There is also evidence in the Tithe Accounts to show that crop rotation was being practised on larger farms by the first quarter of the 18th century. The payment of the non-grain small tithes (sometimes referred to as herbage) by men such as John Peach, William Utting and William Woodthorpe show that turnips, clover and sown grass were being grown on a rotational system, with intervals of one, two or three years between each crop – years in which corn would have been produced, though there is of course no mention of the crop until 1749, when the great tithes (of grain) began to be paid to the incumbent. With up to 700 acres devoted to grain (out of the 800 or so available for arable cultivation), such rotation could only have been partial on the annual cycle. However, it was certainly a feature of farming practice in Lowestoft – though without the emphasis on sheep, which characterised what was to become known as the Norfolk four-course model.

Of the five or six nucleated holdings previously referred to, only three were centred on a dwelling house and buildings located out of town. These were situated as follows: in the south-west corner of the former South Field (Smithmarsh), at the south-western extremity of the former South-west Field, and in that part of the South-west Field close to the junction of Beccles Way with the track across Skamacre Heath. Using the topography of today, they were located as follows: at the junction of Norwich Road and Rotterdam Road (Smithmarsh), on the site of the Shell filling-station at the Normanston Drive/Gorleston Road roundabout, and at the top end of Normanston Park near the Normanston Drive/Fir Lane roundabout (referred to as Nomanstowne in contemporary documents).

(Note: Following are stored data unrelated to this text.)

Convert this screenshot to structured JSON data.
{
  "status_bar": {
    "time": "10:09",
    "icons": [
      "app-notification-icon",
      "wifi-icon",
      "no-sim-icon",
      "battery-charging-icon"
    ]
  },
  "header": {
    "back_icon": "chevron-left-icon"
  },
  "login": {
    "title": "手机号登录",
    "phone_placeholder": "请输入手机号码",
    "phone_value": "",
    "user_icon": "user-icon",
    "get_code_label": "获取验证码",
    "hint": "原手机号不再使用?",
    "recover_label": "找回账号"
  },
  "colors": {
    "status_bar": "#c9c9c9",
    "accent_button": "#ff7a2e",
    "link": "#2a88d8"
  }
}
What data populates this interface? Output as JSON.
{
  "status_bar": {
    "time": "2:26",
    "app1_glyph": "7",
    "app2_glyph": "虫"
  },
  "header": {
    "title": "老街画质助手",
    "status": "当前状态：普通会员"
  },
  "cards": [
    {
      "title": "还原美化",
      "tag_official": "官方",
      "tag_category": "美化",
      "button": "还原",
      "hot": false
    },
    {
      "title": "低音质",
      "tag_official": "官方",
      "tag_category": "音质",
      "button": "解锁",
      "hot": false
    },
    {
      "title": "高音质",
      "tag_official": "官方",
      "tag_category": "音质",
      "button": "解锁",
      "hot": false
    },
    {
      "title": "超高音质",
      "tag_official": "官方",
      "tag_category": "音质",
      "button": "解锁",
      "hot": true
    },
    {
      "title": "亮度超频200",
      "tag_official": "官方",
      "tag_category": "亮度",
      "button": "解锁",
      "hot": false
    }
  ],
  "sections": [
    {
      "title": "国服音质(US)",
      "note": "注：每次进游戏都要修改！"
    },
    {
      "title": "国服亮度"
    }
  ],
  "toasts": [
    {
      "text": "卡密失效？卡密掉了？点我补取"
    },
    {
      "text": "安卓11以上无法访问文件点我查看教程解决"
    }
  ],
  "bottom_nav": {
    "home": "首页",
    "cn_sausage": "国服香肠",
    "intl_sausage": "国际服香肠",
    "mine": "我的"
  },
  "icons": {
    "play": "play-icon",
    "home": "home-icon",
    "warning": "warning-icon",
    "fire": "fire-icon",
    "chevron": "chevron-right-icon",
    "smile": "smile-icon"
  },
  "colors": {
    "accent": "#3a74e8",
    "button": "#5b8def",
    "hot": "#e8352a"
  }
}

There was very little other building in the parish at large, which means that much of the farming operation must have been conducted from out of the built-up area on a daily basis, with carts and other equipment moving from their owners’ premises out into the fields and back again. Some sense of this is conveyed in the trial of the Lowestoft witches at Bury St. Edmunds, in March 1662 (1663, by updating of the Julian Calendar to Gregorian form in 1752) in the evidence given by one of the chief accusers of the two women, John Soan (yeoman). He testified how one of his carts, on its way from his house and yard in Tylers Lane (now Compass Street) to the North Field, during harvest time, had impacted on the window sill of Rose Cullender’s cottage in Swan Lane (now Mariners Street). She had then cursed him for the damage caused, which he claimed had led to a series of disasters that day involving the cart. 

Both people involved in this trivial incident (which was ultimately fatal for one of them!) lived in that part of town which gradually merged into the adjacent countryside. There was no hard edge on the western perimeter of Lowestoft, but an area where the houses progressively thinned out into Goose Green (the Factory Street/Thurston Road location of today) and the surrounding fields. The many town-dwelling yeomen and husbandmen of the 17th and 18th centuries are a feature of the time across the whole of Lowland England. And Lowestoft had its fair share of them (men like John Soan). Their presence acted as an integrating factor, bringing urban and rural elements together in one location. The town may have looked to the sea for its main economic stimulus, but it would also have been aware of the value of its farmland. It has been argued that the historiographies of urban and rural England have diverged as each has been studied in greater depth. The overall study of Lowestoft’s agriculture might well be said to have produced synthesis of urban and rural elements rather than separation.